2024.01.09 【製造技術総合特集】製造装置 主要各社の24年戦略 日本精工

下村 執行役員

遠隔監視型CMSを市場投入
BKV社の状態監視システム核に

 日本精工(NSK)は、CMS(コンディショニング・モニタリング・システム=状態監視システム)を成長分野に掲げ、M&Aにより2021年3月にグループ化したドイツのBKV社(ブリュエル・ケアー・バイブロ社)との本格的な事業を23年からスタートした。

 CMSは機械設備の重要な要素部品である軸受、直動製品などの稼働状態をセンシングすることにより、機械設備の異常や故障を予知しトラブルを未然に防ぐ。

 BKV社はCMS装置・センサーの製造販売、状態監視サービスを主要事業とし、石油化学プラントや発電設備などを欧州のほか世界各国に納入している。

 下村祐二執行役員産業機械事業本部CMS本部長は「BKV社の豊富なCMSプラットフォームと当社がトライボロジー技術で培ってきた軸受、ボールねじ、直動製品の振動診断技術をBKV社のCMSプラットフォームと融合し、次世代の予知保全システムとしてセンシングからデータ解析、リコンディショニングまで総合的なCMSサービスを提供する。CMSの需要は労働人口、製造業のDX化の進展などにより国や地域によって異なるが、エンドユーザーの製造業と市場を共創し、拡大していきたい」と語る。

 状態監視のBKV社に加えて、米アライアンス社の軸受リコンディショニング事業も買収しており、CMSのトータルソリューションプロバイダーを目指す。

 BKV社の遠隔監視型CMSを1月から日本市場に投入する。
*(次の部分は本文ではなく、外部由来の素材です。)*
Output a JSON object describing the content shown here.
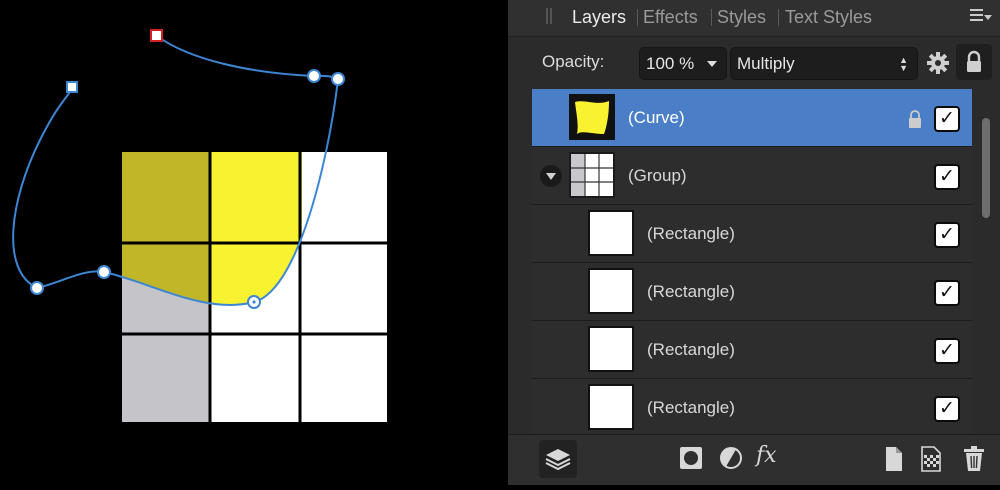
{
  "tabs": [
    {
      "label": "Layers",
      "active": true
    },
    {
      "label": "Effects",
      "active": false
    },
    {
      "label": "Styles",
      "active": false
    },
    {
      "label": "Text Styles",
      "active": false
    }
  ],
  "opacity": {
    "label": "Opacity:",
    "value": "100 %"
  },
  "blend_mode": "Multiply",
  "layers": [
    {
      "name": "(Curve)",
      "selected": true,
      "locked": true,
      "visible": true
    },
    {
      "name": "(Group)",
      "expanded": true,
      "visible": true
    },
    {
      "name": "(Rectangle)",
      "visible": true
    },
    {
      "name": "(Rectangle)",
      "visible": true
    },
    {
      "name": "(Rectangle)",
      "visible": true
    },
    {
      "name": "(Rectangle)",
      "visible": true
    }
  ],
  "check_glyph": "✓",
  "fx_label": "fx",
  "colors": {
    "selection_blue": "#4a7fc8",
    "curve_fill": "#f8f231",
    "curve_fill_dark": "#c1b528",
    "stroke_blue": "#3d86d4",
    "gray_cell": "#c5c4c9"
  },
  "icons": [
    "layers-stack-icon",
    "mask-icon",
    "adjustment-icon",
    "fx-icon",
    "new-layer-icon",
    "new-pixel-layer-icon",
    "trash-icon",
    "gear-icon",
    "lock-icon"
  ]
}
BKV社の常時監視用状態監視システムにワイヤレスセンサー、ゲートウェイ、日本精工の診断技術によるクラウドサービスを付加し、ワイヤレスソリューションとして提供する。

 BKV社の状態監視システムは回転系だが、日本精工の直動製品に対する独自の診断技術を融合したシステムの開発を進めている。パイロットユーザーの実機検証を進め、24年の市場投入を目指している。

 下村CMS本部長は「今後はBKV社のCMSプラットフォームを核にしたサービスを充実する」と述べている。